Bank of Montreal (BMO), which just completed its $16.3 billion takeover of Bank of the West, expects to be able to gain share even in US markets where the firm only has a sparse branch presence.
The Bank of the West deal expands Bank of Montreal’s US footprint to 32 states and gives it 1.8 million new customers. But, in many of those markets, Bank of the West has a limited branch presence, raising questions about whether the Canadian lender will have sufficient scale to attract new customers.
While such a sparse footprint in some cities would have hurt a bank’s ability to grow in a market a decade ago, customers’ increased reliance on digital capabilities makes even a single branch in a city sufficient for many clients to give a bank their business, said Ernie Johannson, Bank of Montreal’s head of North American personal and business banking.

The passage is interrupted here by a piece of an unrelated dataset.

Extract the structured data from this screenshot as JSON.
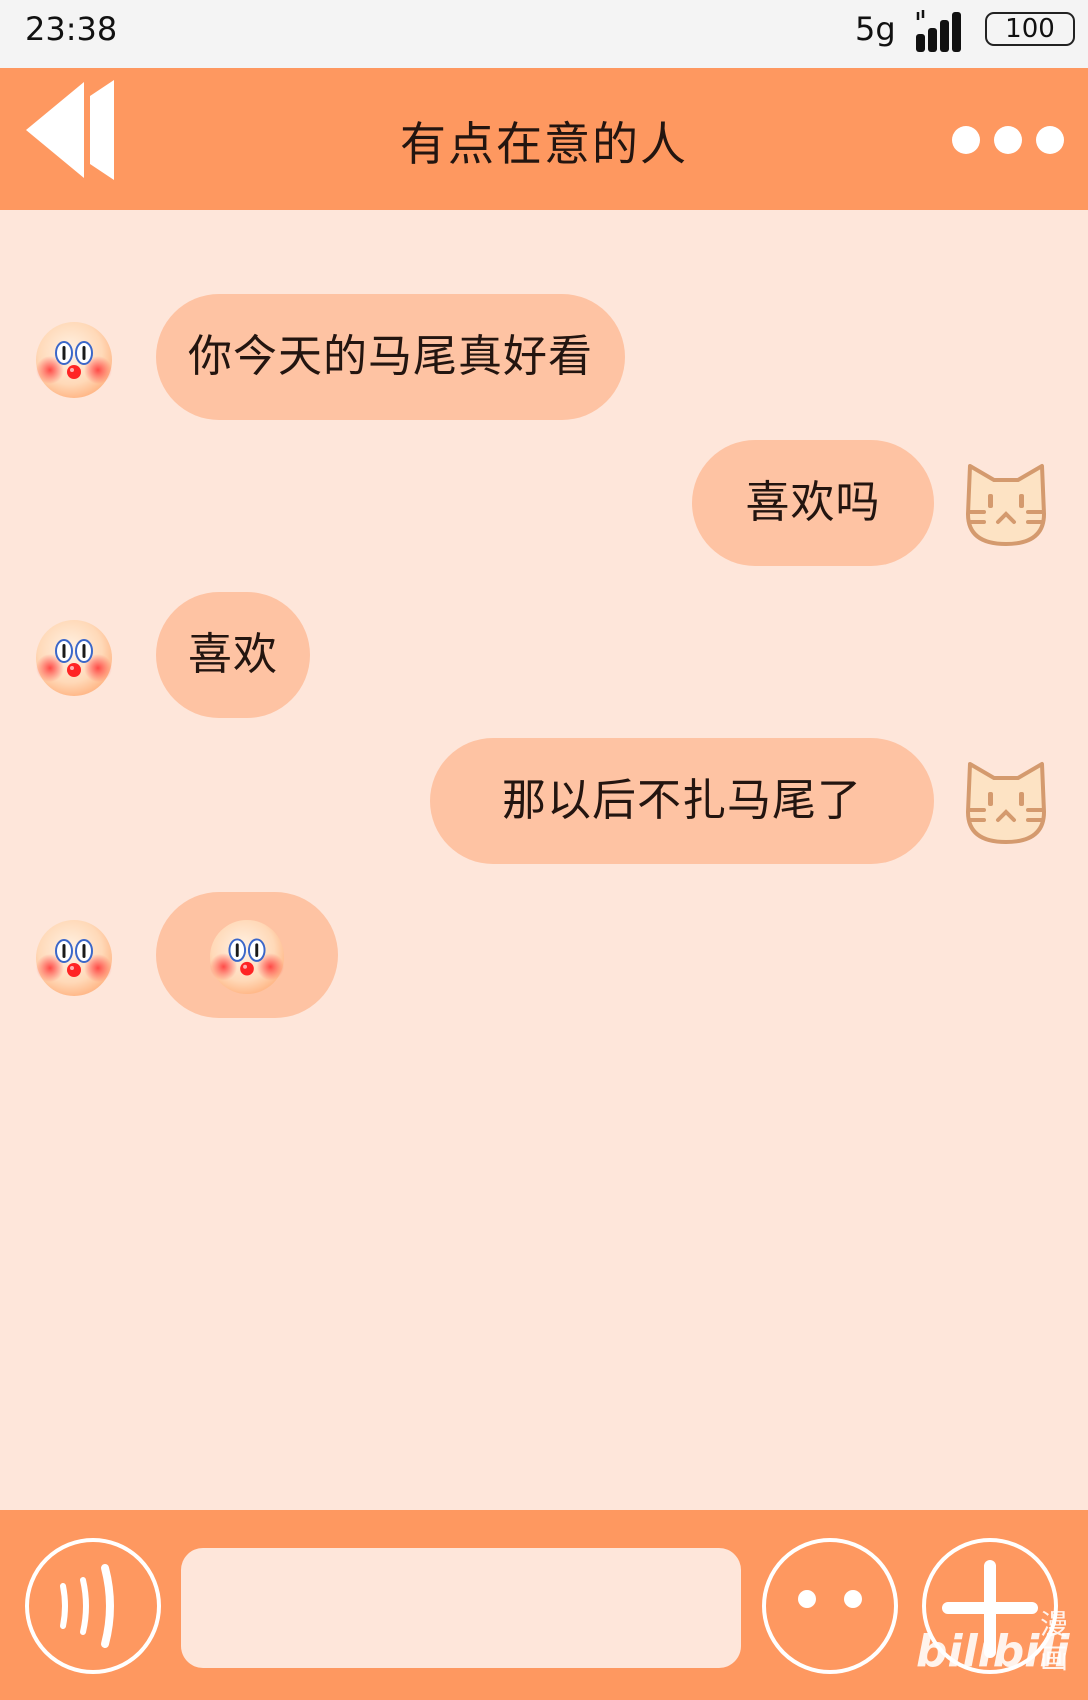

“Consumers are very much what we call ‘light-branch ready’ — as in they have digital capability, but they want to know that there is a branch somewhere where they can have a conversation,” she said. “That combination of a light branch with a strong digital capability is really the power play in retail right now. You combine that with marketing and analytics, and you’re able to really punch above your weight based on your branch market share.”
Bank of Montreal sees the new Bank of the West markets being of particular benefit to its digital deposit-taking efforts and its wealth-management franchise, Johannson said. The Toronto-based company purchased Bank of the West from BNP Paribas SA.